Britain is sending up to 20 military advisers to help Libya's ragtag rebel force break a military stalemate with Muammar Gadhafi's army, even as NATO acknowledges that airstrikes alone cannot stop the daily shelling of the besieged opposition-held city of Misrata.
Gadhafi's troops have been pounding Misrata indiscriminately with mortars and rockets, a NATO general said on Tuesday, and residents reported more explosions and firefights in Libya's third-largest city. Hospitals are overflowing, and 120 patients need to be evacuated from the city that has been under siege for nearly two months, the World Health Organization said.
The plight of Misrata's civilians and the battlefield deadlock are raising new questions about the international community's strategy in Libya. The leaders of the United States, Britain and France have said Gadhafi must go, but seem unwilling to commit to a more forceful military campaign. NATO's mandate is restricted to protecting civilians.
Admiral Giampaolo Di Paola, chairman of NATO's military committee, said that even though the military alliance's operations have done "quite significant damage" to the Libyan regime's heavy weaponry, what Gadhafi has left is "still considerable".
Asked if more airpower is needed, Di Paola said any "significantly additional" allied contribution would be welcome.
A rebel official in Libya's besieged city of Misrata pleaded for Britain and France to send troops to help fight government forces, while a son of Gadhafi said he was "very optimistic" his father's government will prevail.

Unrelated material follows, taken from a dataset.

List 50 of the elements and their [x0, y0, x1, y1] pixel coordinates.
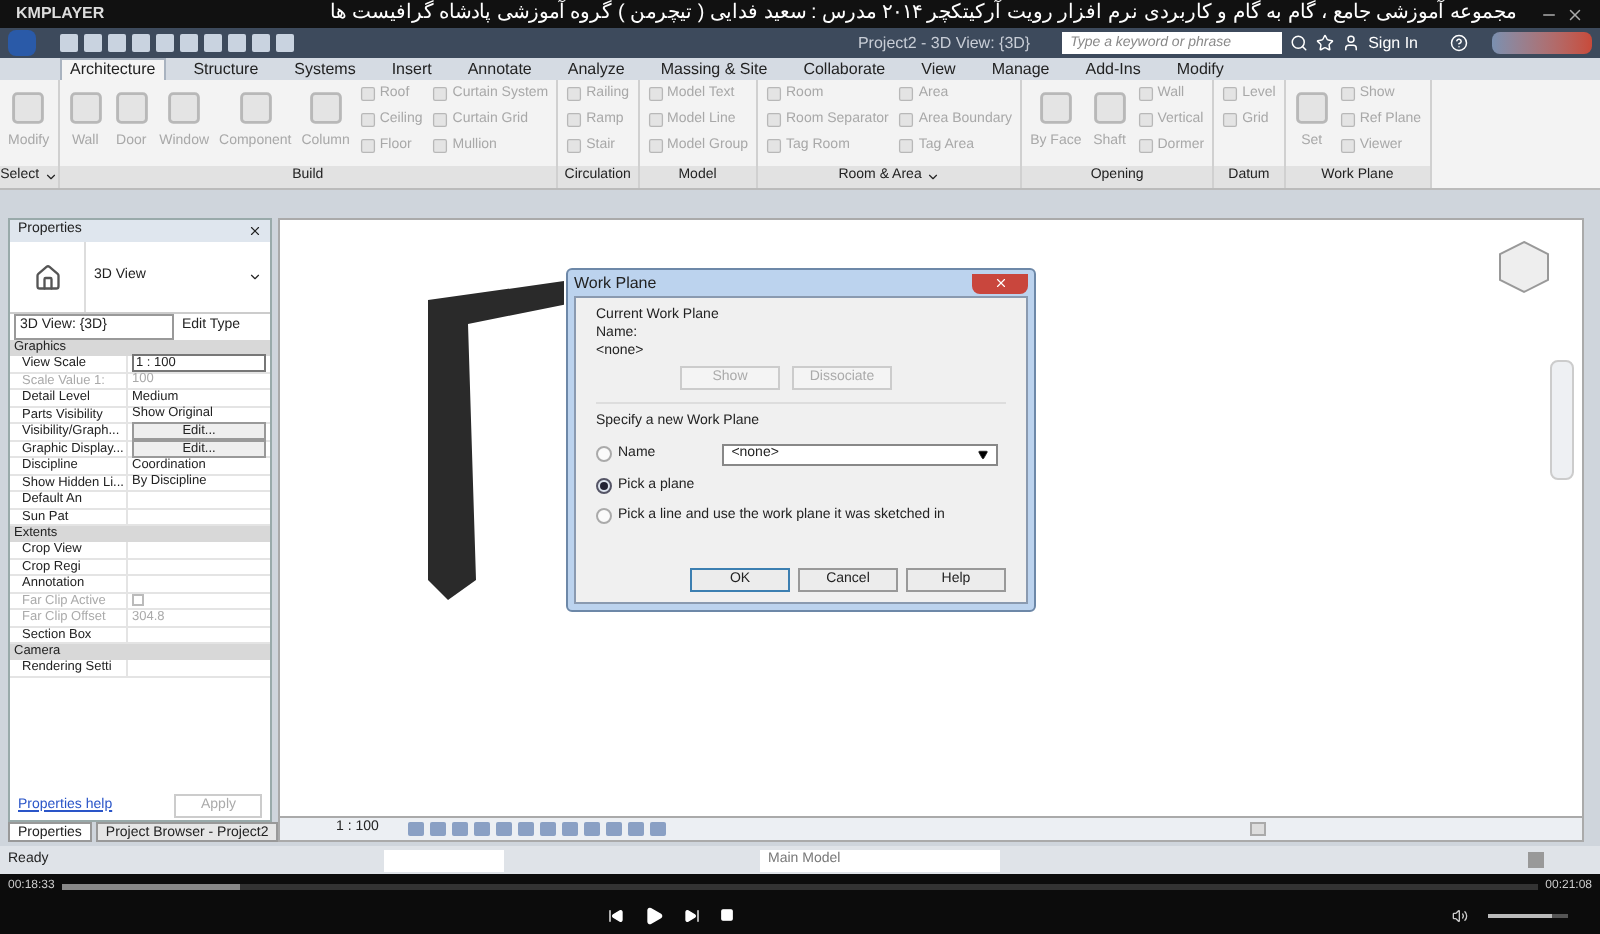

A senior member of Misrata's governing council, Nuri Abdullah Abdullati, said they were asking for the troops on the basis of "humanitarian" principles, in the first request by insurgents for boots on the ground.
Previously, he told reporters, "we did not accept any foreign soldiers in our country, but now, as we face these crimes of Gadhafi, we are asking on the basis of humanitarian and Islamic principles for someone to come and stop the killing".